This invention relates to a method and apparatus for thermally tempering glass sheets which are to be subsequently laminated. In particular, it relates to the problem of heating glass sheets of different thicknesses as part of a tempering process while maintaining their surface contours closely matched for subsequent lamination. The sheets are usually bent to their desired shapes in a separate operation prior to tempering.
The use of tempered or laminated glass is widespread in applications were strength and/or safety are of concern. In certain specialized applications, most typically for aircraft glazing, it is desired to fabricate a glass transparency that is both tempered and laminated. In such a case, it is necessary to temper the glass sheets individually and then laminate two or more together with a layer of plastic between each pair of adjacent glass surfaces. Because the thermal tempering process involves heating the glass sheets to a temperature at which slight changes in the shape of the glass can take place, great care must be taken to insure that a pair of glass sheets to be laminated are subjected to nearly identical temperature conditions during tempering so that the curvatures of their mating surfaces remain in close correspondence. Mismatched surfaces can lead to poor quality laminates. In addition, when curved glass sheets having mismatched surfaces are laminated together, lamination imparts to the mismatched portions stresses likely to cause delamination and even breakage of the laminated transparency during service.

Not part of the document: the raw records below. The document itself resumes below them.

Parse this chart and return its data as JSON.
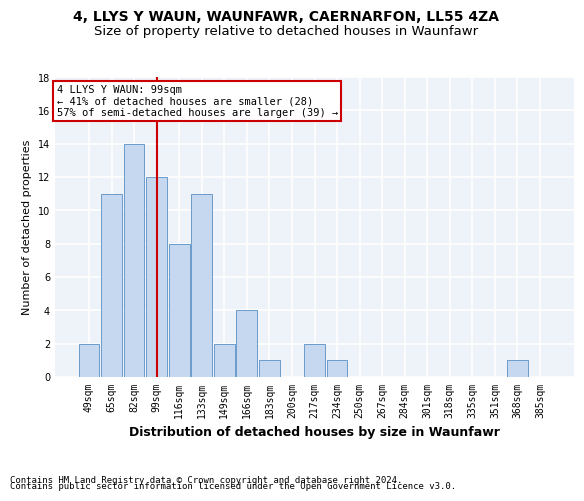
{
  "title1": "4, LLYS Y WAUN, WAUNFAWR, CAERNARFON, LL55 4ZA",
  "title2": "Size of property relative to detached houses in Waunfawr",
  "xlabel": "Distribution of detached houses by size in Waunfawr",
  "ylabel": "Number of detached properties",
  "categories": [
    "49sqm",
    "65sqm",
    "82sqm",
    "99sqm",
    "116sqm",
    "133sqm",
    "149sqm",
    "166sqm",
    "183sqm",
    "200sqm",
    "217sqm",
    "234sqm",
    "250sqm",
    "267sqm",
    "284sqm",
    "301sqm",
    "318sqm",
    "335sqm",
    "351sqm",
    "368sqm",
    "385sqm"
  ],
  "values": [
    2,
    11,
    14,
    12,
    8,
    11,
    2,
    4,
    1,
    0,
    2,
    1,
    0,
    0,
    0,
    0,
    0,
    0,
    0,
    1,
    0
  ],
  "bar_color": "#c5d8f0",
  "bar_edge_color": "#5a8fc4",
  "highlight_bar_index": 3,
  "highlight_line_color": "#cc0000",
  "annotation_line1": "4 LLYS Y WAUN: 99sqm",
  "annotation_line2": "← 41% of detached houses are smaller (28)",
  "annotation_line3": "57% of semi-detached houses are larger (39) →",
  "annotation_box_edge": "#cc0000",
  "ylim": [
    0,
    18
  ],
  "yticks": [
    0,
    2,
    4,
    6,
    8,
    10,
    12,
    14,
    16,
    18
  ],
  "footer_line1": "Contains HM Land Registry data © Crown copyright and database right 2024.",
  "footer_line2": "Contains public sector information licensed under the Open Government Licence v3.0.",
  "bg_color": "#eef2f9",
  "grid_color": "#ffffff",
  "title1_fontsize": 10,
  "title2_fontsize": 9.5,
  "xlabel_fontsize": 9,
  "ylabel_fontsize": 8,
  "tick_fontsize": 7,
  "footer_fontsize": 6.5,
  "annotation_fontsize": 7.5
}
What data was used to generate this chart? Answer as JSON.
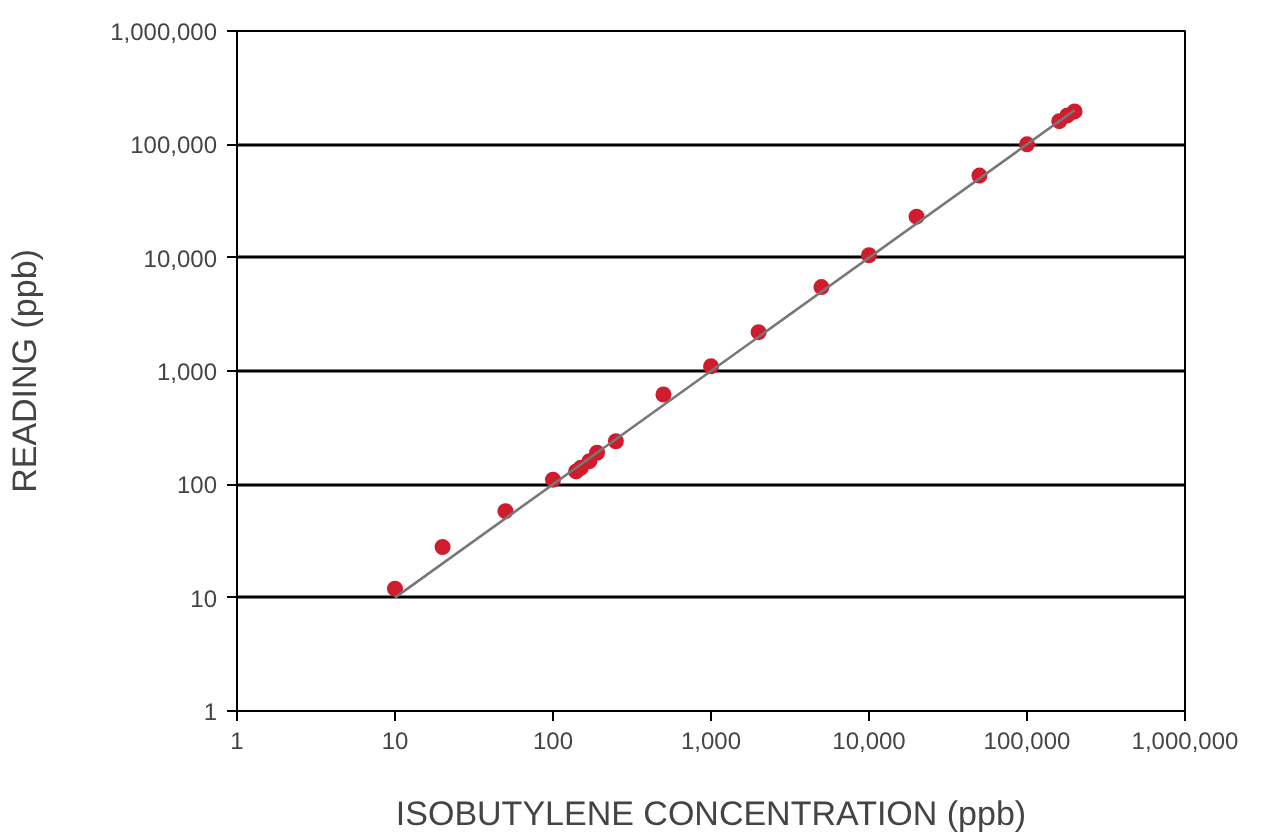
{
  "chart_data": {
    "type": "scatter",
    "xlabel": "ISOBUTYLENE CONCENTRATION (ppb)",
    "ylabel": "READING (ppb)",
    "log": "xy",
    "grid": "y",
    "xlim": [
      1,
      1000000
    ],
    "ylim": [
      1,
      1000000
    ],
    "xticks": [
      1,
      10,
      100,
      {
        "value": 1000,
        "label": "1,000"
      },
      {
        "value": 10000,
        "label": "10,000"
      },
      {
        "value": 100000,
        "label": "100,000"
      },
      {
        "value": 1000000,
        "label": "1,000,000"
      }
    ],
    "yticks": [
      1,
      10,
      100,
      {
        "value": 1000,
        "label": "1,000"
      },
      {
        "value": 10000,
        "label": "10,000"
      },
      {
        "value": 100000,
        "label": "100,000"
      },
      {
        "value": 1000000,
        "label": "1,000,000"
      }
    ],
    "series": [
      {
        "marker": "circle",
        "color": "#d01c2c",
        "x": [
          10,
          20,
          50,
          100,
          140,
          150,
          170,
          190,
          250,
          500,
          1000,
          2000,
          5000,
          10000,
          20000,
          50000,
          100000,
          160000,
          180000,
          200000
        ],
        "values": [
          12,
          28,
          58,
          110,
          130,
          140,
          160,
          190,
          240,
          620,
          1100,
          2200,
          5500,
          10500,
          23000,
          53000,
          100000,
          160000,
          180000,
          195000
        ]
      },
      {
        "type": "line",
        "marker": "none",
        "color": "#777777",
        "x": [
          10,
          200000
        ],
        "values": [
          10,
          200000
        ]
      }
    ]
  }
}
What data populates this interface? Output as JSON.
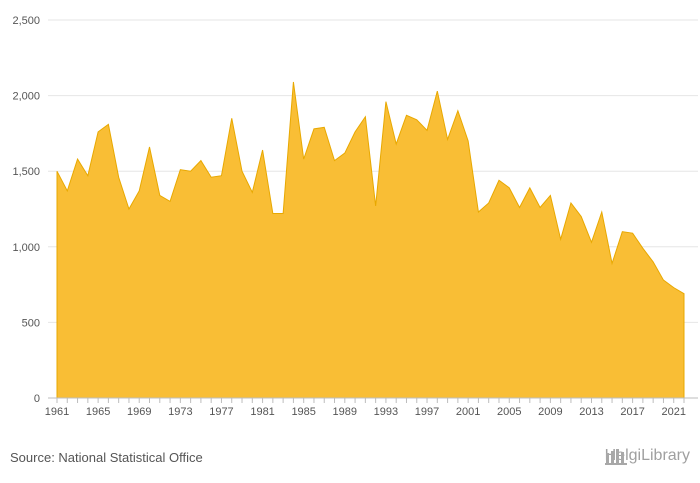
{
  "chart_data": {
    "type": "area",
    "title": "",
    "xlabel": "",
    "ylabel": "",
    "ylim": [
      0,
      2500
    ],
    "y_ticks": [
      0,
      500,
      1000,
      1500,
      2000,
      2500
    ],
    "x_ticks": [
      1961,
      1965,
      1969,
      1973,
      1977,
      1981,
      1985,
      1989,
      1993,
      1997,
      2001,
      2005,
      2009,
      2013,
      2017,
      2021
    ],
    "grid": true,
    "fill_color": "#f9be35",
    "line_color": "#e8a800",
    "x": [
      1961,
      1962,
      1963,
      1964,
      1965,
      1966,
      1967,
      1968,
      1969,
      1970,
      1971,
      1972,
      1973,
      1974,
      1975,
      1976,
      1977,
      1978,
      1979,
      1980,
      1981,
      1982,
      1983,
      1984,
      1985,
      1986,
      1987,
      1988,
      1989,
      1990,
      1991,
      1992,
      1993,
      1994,
      1995,
      1996,
      1997,
      1998,
      1999,
      2000,
      2001,
      2002,
      2003,
      2004,
      2005,
      2006,
      2007,
      2008,
      2009,
      2010,
      2011,
      2012,
      2013,
      2014,
      2015,
      2016,
      2017,
      2018,
      2019,
      2020,
      2021,
      2022
    ],
    "values": [
      1500,
      1370,
      1580,
      1470,
      1760,
      1810,
      1460,
      1250,
      1370,
      1660,
      1340,
      1300,
      1510,
      1500,
      1570,
      1460,
      1470,
      1850,
      1500,
      1360,
      1640,
      1220,
      1220,
      2090,
      1580,
      1780,
      1790,
      1570,
      1620,
      1760,
      1860,
      1270,
      1960,
      1680,
      1870,
      1840,
      1770,
      2030,
      1710,
      1900,
      1700,
      1230,
      1290,
      1440,
      1390,
      1260,
      1390,
      1260,
      1340,
      1050,
      1290,
      1200,
      1030,
      1230,
      890,
      1100,
      1090,
      990,
      900,
      780,
      730,
      690
    ]
  },
  "footer": {
    "source": "Source: National Statistical Office",
    "logo_text": "HelgiLibrary"
  }
}
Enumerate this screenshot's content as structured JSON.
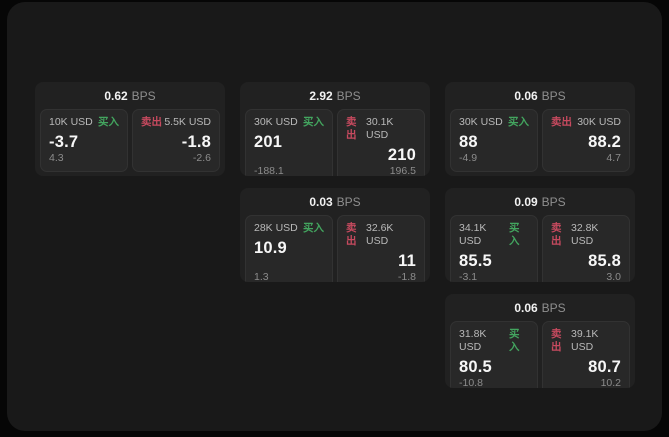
{
  "theme": {
    "background": "#060606",
    "surface": "#191919",
    "card": "#212121",
    "panel": "#282828",
    "buy_color": "#43a55f",
    "sell_color": "#c74a5f"
  },
  "cards": [
    {
      "bps": {
        "value": "0.62",
        "unit": "BPS"
      },
      "buy": {
        "amount_label": "10K USD",
        "side_label": "买入",
        "price": "-3.7",
        "change": "4.3"
      },
      "sell": {
        "side_label": "卖出",
        "amount_label": "5.5K USD",
        "price": "-1.8",
        "change": "-2.6"
      }
    },
    {
      "bps": {
        "value": "2.92",
        "unit": "BPS"
      },
      "buy": {
        "amount_label": "30K USD",
        "side_label": "买入",
        "price": "201",
        "change": "-188.1"
      },
      "sell": {
        "side_label": "卖出",
        "amount_label": "30.1K USD",
        "price": "210",
        "change": "196.5"
      }
    },
    {
      "bps": {
        "value": "0.06",
        "unit": "BPS"
      },
      "buy": {
        "amount_label": "30K USD",
        "side_label": "买入",
        "price": "88",
        "change": "-4.9"
      },
      "sell": {
        "side_label": "卖出",
        "amount_label": "30K USD",
        "price": "88.2",
        "change": "4.7"
      }
    },
    {
      "bps": {
        "value": "0.03",
        "unit": "BPS"
      },
      "buy": {
        "amount_label": "28K USD",
        "side_label": "买入",
        "price": "10.9",
        "change": "1.3"
      },
      "sell": {
        "side_label": "卖出",
        "amount_label": "32.6K USD",
        "price": "11",
        "change": "-1.8"
      }
    },
    {
      "bps": {
        "value": "0.09",
        "unit": "BPS"
      },
      "buy": {
        "amount_label": "34.1K USD",
        "side_label": "买入",
        "price": "85.5",
        "change": "-3.1"
      },
      "sell": {
        "side_label": "卖出",
        "amount_label": "32.8K USD",
        "price": "85.8",
        "change": "3.0"
      }
    },
    {
      "bps": {
        "value": "0.06",
        "unit": "BPS"
      },
      "buy": {
        "amount_label": "31.8K USD",
        "side_label": "买入",
        "price": "80.5",
        "change": "-10.8"
      },
      "sell": {
        "side_label": "卖出",
        "amount_label": "39.1K USD",
        "price": "80.7",
        "change": "10.2"
      }
    }
  ]
}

It has now been proposed to laminate together tempered glass sheet of differing thicknesses. But glass sheets of different thicknesses will heat up at different rates under a given set of furnace operating conditions, and therefore their surface contours will tend to diverge from conformity with one another in the tempering process. It is generally not practical, when using conventional massive furnaces used in mass production operations, to alter furnace conditions from one piece to another because of the long time lag usually entailed in altering the furnace conditions. Nor has it been found acceptable to heat thick pieces and thin pieces in separate groups on the same furnace or two different furnaces because of the difficulty of duplicating thermal conditions in two separate furnace campaigns.
Lightweight furnaces have been employed for heating glass sheets in the prior art, such as in U.S. Pat. No. 3,697,243 to Artama and U.S. Pat. No. 3,762,905 to Artama et al., but how such furnaces might be deployed to solve the problem of tempering glass sheets of unequal thickness to be laminated has not been addressed heretofore.
Another substantial body of prior art discloses various glass heating methods involving two stages or more. U.S. Pat. Nos. 3,914,119 and 3,951,634 both disclose methods of reheating glass sheets after bending and prior to tempering, but all the sheets in a given series are of the same thickness and are treated in the same way. U.S. Pat. Nos. 2,198,622; 2,244,113; 3,223,499; 3,406,022; and 3,809,544 disclose various glass heat-treating processes in which the glass articles in each are subjected to different rates of heating at different stages of the process. None deals with the problem of tempering differing thicknesses of glass. U.S. Pat. No. 3,827,872 discloses preheating selected areas of a glass sheet about to be heated and tempered.